Written by Ellie Brodie, Senior Policy Manager for Land Use at The Wildlife Trusts. Ellie oversees the Trusts’ policy work on agriculture. Before joining The Wildlife Trusts she managed the Rural Policy Centre in Scotland for Scotland’s Rural College (SRUC).

The Wildlife Trusts believe that a healthy, wildlife-rich world is valuable in its own right and is the foundation of our wellbeing and prosperity; we depend on it and it depends on us. We recently set out our policy proposals for the future of farming and land management in England, and gave an example of how such a policy could be applied in practice in the River Aire catchment in Yorkshire.

There is broad agreement that whilst it carries risks, leaving the EU’s Common Agricultural Policy (CAP) gives us a rare chance to improve an outdated system. For The Wildlife Trusts, it provides a chance to reverse the fortunes of wildlife and the natural assets (the soil, water and habitats) which post-war agricultural policy has depleted and which farming relies on.

The Wildlife Trusts have been working closely with farmers and we are also one of the UK’s biggest land managers, with around 100,000 hectares of land in our stewardship. We manage more than 20 farms and work with thousands of farmers every year, giving advice on managing land for wildlife. Like others who care about the natural world, we want to grasp this opportunity to give our wildlife the step up it so badly needs in the farmed environment.

I want to pull out three questions that are critical to our proposals for a future land management policy. I then look at the River Aire Catchment and how a new policy approach could be applied.

1. Why should farmers get paid anything?

Farmers can sell the food they grow through the market. But they can’t sell a whole range of benefits or services that society needs.

We propose eight benefits that land managers should be paid to provide us with:

1. More, bigger and better natural habitats
2. Thriving wildlife everywhere
3. Abundant pollinators
4. Healthy soils
5. Clean water
6. Clean air and climate change mitigation
7. Flood risk management
8. Healthy people

2. How much is all this going to cost?

Less than you’d think! At the very least the current UK CAP budget of £3.1bn should be retained and divided between the four countries according to environmental need. Part of this should be invested in a new land asset management policy in England to pay for the benefits that farmers and land managers provide. This represents less than 0.5% of total UK public expenditure and compares to government budgets of £144bn for health, £87bn for education and £37bn for defence.

3. How will you know where to put the money?

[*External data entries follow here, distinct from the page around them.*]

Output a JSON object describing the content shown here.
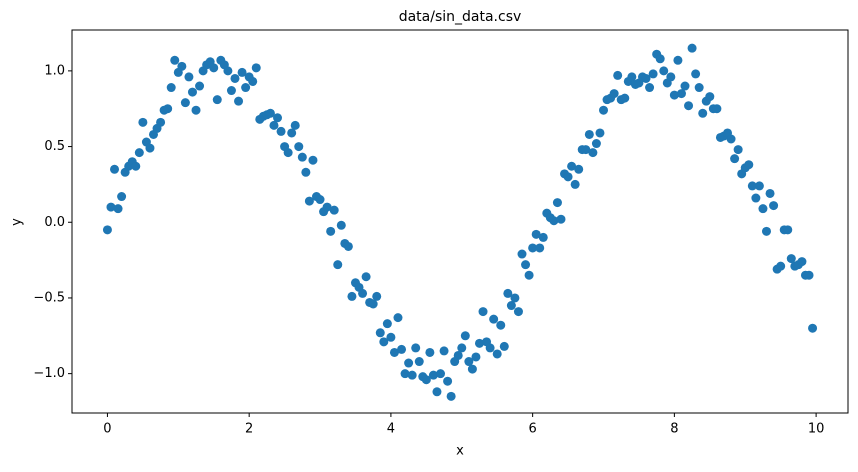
{
  "chart_data": {
    "type": "scatter",
    "title": "data/sin_data.csv",
    "x_label": "x",
    "y_label": "y",
    "color": "#1f77b4",
    "x": [
      0,
      0.05,
      0.1,
      0.15,
      0.2,
      0.25,
      0.3,
      0.35,
      0.4,
      0.45,
      0.5,
      0.55,
      0.6,
      0.65,
      0.7,
      0.75,
      0.8,
      0.85,
      0.9,
      0.95,
      1,
      1.05,
      1.1,
      1.15,
      1.2,
      1.25,
      1.3,
      1.35,
      1.4,
      1.45,
      1.5,
      1.55,
      1.6,
      1.65,
      1.7,
      1.75,
      1.8,
      1.85,
      1.9,
      1.95,
      2,
      2.05,
      2.1,
      2.15,
      2.2,
      2.25,
      2.3,
      2.35,
      2.4,
      2.45,
      2.5,
      2.55,
      2.6,
      2.65,
      2.7,
      2.75,
      2.8,
      2.85,
      2.9,
      2.95,
      3,
      3.05,
      3.1,
      3.15,
      3.2,
      3.25,
      3.3,
      3.35,
      3.4,
      3.45,
      3.5,
      3.55,
      3.6,
      3.65,
      3.7,
      3.75,
      3.8,
      3.85,
      3.9,
      3.95,
      4,
      4.05,
      4.1,
      4.15,
      4.2,
      4.25,
      4.3,
      4.35,
      4.4,
      4.45,
      4.5,
      4.55,
      4.6,
      4.65,
      4.7,
      4.75,
      4.8,
      4.85,
      4.9,
      4.95,
      5,
      5.05,
      5.1,
      5.15,
      5.2,
      5.25,
      5.3,
      5.35,
      5.4,
      5.45,
      5.5,
      5.55,
      5.6,
      5.65,
      5.7,
      5.75,
      5.8,
      5.85,
      5.9,
      5.95,
      6,
      6.05,
      6.1,
      6.15,
      6.2,
      6.25,
      6.3,
      6.35,
      6.4,
      6.45,
      6.5,
      6.55,
      6.6,
      6.65,
      6.7,
      6.75,
      6.8,
      6.85,
      6.9,
      6.95,
      7,
      7.05,
      7.1,
      7.15,
      7.2,
      7.25,
      7.3,
      7.35,
      7.4,
      7.45,
      7.5,
      7.55,
      7.6,
      7.65,
      7.7,
      7.75,
      7.8,
      7.85,
      7.9,
      7.95,
      8,
      8.05,
      8.1,
      8.15,
      8.2,
      8.25,
      8.3,
      8.35,
      8.4,
      8.45,
      8.5,
      8.55,
      8.6,
      8.65,
      8.7,
      8.75,
      8.8,
      8.85,
      8.9,
      8.95,
      9,
      9.05,
      9.1,
      9.15,
      9.2,
      9.25,
      9.3,
      9.35,
      9.4,
      9.45,
      9.5,
      9.55,
      9.6,
      9.65,
      9.7,
      9.75,
      9.8,
      9.85,
      9.9,
      9.95
    ],
    "values": [
      -0.05,
      0.1,
      0.35,
      0.09,
      0.17,
      0.33,
      0.37,
      0.4,
      0.37,
      0.46,
      0.66,
      0.53,
      0.49,
      0.58,
      0.62,
      0.66,
      0.74,
      0.75,
      0.89,
      1.07,
      0.99,
      1.03,
      0.79,
      0.96,
      0.86,
      0.74,
      0.9,
      1.0,
      1.04,
      1.06,
      1.02,
      0.81,
      1.07,
      1.04,
      1.0,
      0.87,
      0.95,
      0.8,
      0.99,
      0.89,
      0.96,
      0.93,
      1.02,
      0.68,
      0.7,
      0.71,
      0.72,
      0.64,
      0.69,
      0.6,
      0.5,
      0.46,
      0.59,
      0.64,
      0.5,
      0.43,
      0.33,
      0.14,
      0.41,
      0.17,
      0.15,
      0.07,
      0.1,
      -0.06,
      0.08,
      -0.28,
      -0.02,
      -0.14,
      -0.16,
      -0.49,
      -0.4,
      -0.43,
      -0.47,
      -0.36,
      -0.53,
      -0.54,
      -0.49,
      -0.73,
      -0.79,
      -0.67,
      -0.76,
      -0.86,
      -0.63,
      -0.84,
      -1.0,
      -0.93,
      -1.01,
      -0.83,
      -0.92,
      -1.02,
      -1.04,
      -0.86,
      -1.01,
      -1.12,
      -1.0,
      -0.85,
      -1.05,
      -1.15,
      -0.92,
      -0.88,
      -0.83,
      -0.75,
      -0.92,
      -0.97,
      -0.89,
      -0.8,
      -0.59,
      -0.79,
      -0.83,
      -0.64,
      -0.87,
      -0.68,
      -0.82,
      -0.47,
      -0.55,
      -0.5,
      -0.59,
      -0.21,
      -0.28,
      -0.35,
      -0.17,
      -0.08,
      -0.17,
      -0.1,
      0.06,
      0.03,
      0.01,
      0.13,
      0.02,
      0.32,
      0.3,
      0.37,
      0.25,
      0.35,
      0.48,
      0.48,
      0.58,
      0.46,
      0.52,
      0.59,
      0.74,
      0.81,
      0.82,
      0.85,
      0.97,
      0.81,
      0.82,
      0.93,
      0.96,
      0.91,
      0.92,
      0.96,
      0.95,
      0.89,
      0.98,
      1.11,
      1.08,
      1.0,
      0.92,
      0.96,
      0.84,
      1.07,
      0.85,
      0.9,
      0.77,
      1.15,
      0.98,
      0.89,
      0.72,
      0.8,
      0.83,
      0.75,
      0.75,
      0.56,
      0.57,
      0.59,
      0.55,
      0.42,
      0.48,
      0.32,
      0.36,
      0.38,
      0.24,
      0.16,
      0.24,
      0.09,
      -0.06,
      0.19,
      0.11,
      -0.31,
      -0.29,
      -0.05,
      -0.05,
      -0.24,
      -0.29,
      -0.28,
      -0.26,
      -0.35,
      -0.35,
      -0.7
    ],
    "xlim": [
      -0.5,
      10.45
    ],
    "ylim": [
      -1.26,
      1.27
    ],
    "xticks": [
      0,
      2,
      4,
      6,
      8,
      10
    ],
    "yticks": [
      {
        "value": -1.0,
        "label": "−1.0"
      },
      {
        "value": -0.5,
        "label": "−0.5"
      },
      {
        "value": 0.0,
        "label": "0.0"
      },
      {
        "value": 0.5,
        "label": "0.5"
      },
      {
        "value": 1.0,
        "label": "1.0"
      }
    ]
  }
}
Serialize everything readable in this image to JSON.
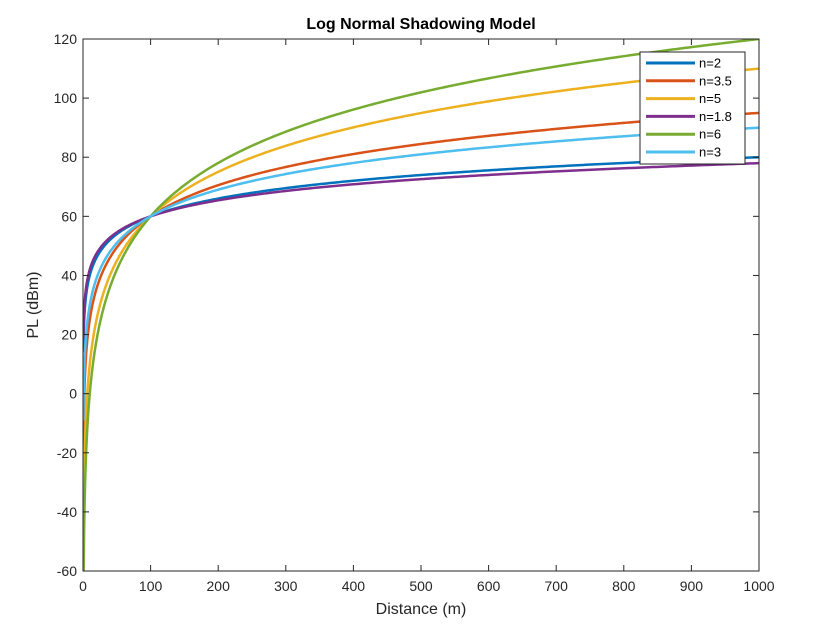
{
  "chart_data": {
    "type": "line",
    "title": "Log Normal Shadowing Model",
    "xlabel": "Distance (m)",
    "ylabel": "PL (dBm)",
    "xlim": [
      0,
      1000
    ],
    "ylim": [
      -60,
      120
    ],
    "xticks": [
      0,
      100,
      200,
      300,
      400,
      500,
      600,
      700,
      800,
      900,
      1000
    ],
    "yticks": [
      -60,
      -40,
      -20,
      0,
      20,
      40,
      60,
      80,
      100,
      120
    ],
    "grid": false,
    "legend_position": "top-right",
    "reference_distance": 100,
    "reference_pl": 60,
    "series": [
      {
        "name": "n=2",
        "n": 2,
        "color": "#0072BD",
        "values_at_ticks": {
          "x": [
            1,
            10,
            100,
            1000
          ],
          "y": [
            20,
            40,
            60,
            80
          ]
        }
      },
      {
        "name": "n=3.5",
        "n": 3.5,
        "color": "#D95319",
        "values_at_ticks": {
          "x": [
            1,
            10,
            100,
            1000
          ],
          "y": [
            -10,
            25,
            60,
            95
          ]
        }
      },
      {
        "name": "n=5",
        "n": 5,
        "color": "#EDB120",
        "values_at_ticks": {
          "x": [
            1,
            10,
            100,
            1000
          ],
          "y": [
            -40,
            10,
            60,
            110
          ]
        }
      },
      {
        "name": "n=1.8",
        "n": 1.8,
        "color": "#7E2F8E",
        "values_at_ticks": {
          "x": [
            1,
            10,
            100,
            1000
          ],
          "y": [
            24,
            42,
            60,
            78
          ]
        }
      },
      {
        "name": "n=6",
        "n": 6,
        "color": "#77AC30",
        "values_at_ticks": {
          "x": [
            1,
            10,
            100,
            1000
          ],
          "y": [
            -60,
            0,
            60,
            120
          ]
        }
      },
      {
        "name": "n=3",
        "n": 3,
        "color": "#4DBEEE",
        "values_at_ticks": {
          "x": [
            1,
            10,
            100,
            1000
          ],
          "y": [
            0,
            30,
            60,
            90
          ]
        }
      }
    ]
  }
}
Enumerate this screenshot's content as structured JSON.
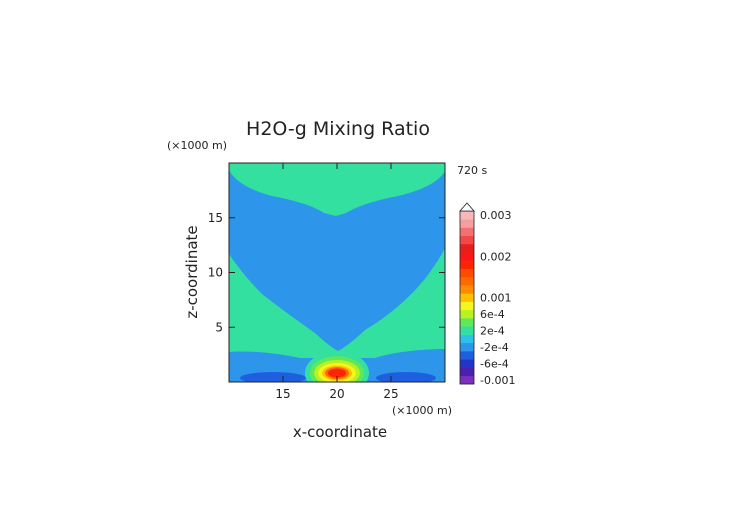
{
  "chart_data": {
    "type": "heatmap",
    "title": "H2O-g Mixing Ratio",
    "xlabel": "x-coordinate",
    "ylabel": "z-coordinate",
    "x_unit": "(×1000 m)",
    "y_unit": "(×1000 m)",
    "time_label": "720 s",
    "xlim": [
      10,
      30
    ],
    "ylim": [
      0,
      20
    ],
    "x_ticks": [
      15,
      20,
      25
    ],
    "y_ticks": [
      5,
      10,
      15
    ],
    "legend_placement": "right",
    "grid": false,
    "colorbar": {
      "levels": [
        {
          "color": "#7b2fbe"
        },
        {
          "color": "#4b1fb0"
        },
        {
          "color": "#2433c8"
        },
        {
          "color": "#1e5fe0"
        },
        {
          "color": "#2d95ea"
        },
        {
          "color": "#2fc2e8"
        },
        {
          "color": "#34e0a0"
        },
        {
          "color": "#5ee85a"
        },
        {
          "color": "#b8f020"
        },
        {
          "color": "#f5f520"
        },
        {
          "color": "#ffc000"
        },
        {
          "color": "#ff8c00"
        },
        {
          "color": "#ff6a00"
        },
        {
          "color": "#ff4a00"
        },
        {
          "color": "#ff2400"
        },
        {
          "color": "#f81818"
        },
        {
          "color": "#e81e1e"
        },
        {
          "color": "#f04848"
        },
        {
          "color": "#f27070"
        },
        {
          "color": "#f5a0a0"
        },
        {
          "color": "#f8b8b8"
        }
      ],
      "labels": [
        "0.003",
        "0.002",
        "0.001",
        "6e-4",
        "2e-4",
        "-2e-4",
        "-6e-4",
        "-0.001"
      ],
      "label_levels": [
        21,
        16,
        11,
        9,
        7,
        5,
        3,
        1
      ]
    },
    "regions": {
      "background": {
        "color": "#2d95ea"
      },
      "top_band": {
        "color": "#34e0a0"
      },
      "side_wedge": {
        "color": "#34e0a0"
      },
      "low_anomaly_left": {
        "color": "#1e5fe0",
        "x": 13.5,
        "z": 0.9
      },
      "low_anomaly_right": {
        "color": "#1e5fe0",
        "x": 26.3,
        "z": 0.9
      },
      "maximum_core": {
        "x": 20,
        "z": 1.0
      }
    }
  }
}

Our idea is to restore habitats and join them up, often by linking together farmers and targeting investment to where there is most need. We propose three public asset funds for land management, based on delivering the eight benefits. We propose a landscape-scale approach to land management beacuse wildlife and wild places do not recognise boundaries and we need more space for wildlife by growing and joining habitats. These funds should be allocated through local environment plans that target action and investment to achieve nature’s recovery. This approach is based on ecological mapping – a spatial approach to identifying environmental needs through using local data and consultation with local people.

Case Study: Applying the new approach in the River Aire Catchment

Yorkshire Wildlife Trust have taken these policy proposals and applied them to the Aire Catchment. This gives us a case-study to see how changing policy in this way and directly contracting farmers could deliver public benefits and services. It concludes that a move away from subsidy to direct public contracts for identified public goods, if managed well, would be transformational and dramatically secure environmental, quality of life and economic benefit for all (not least the UK’s farming industry).

A new contract – between land managers, the Government, taxpayers and consumers – could secure the future of not just wildlife but farming communities, a thriving and diverse economy, and a living landscape delivering the ecosystem services we rely on.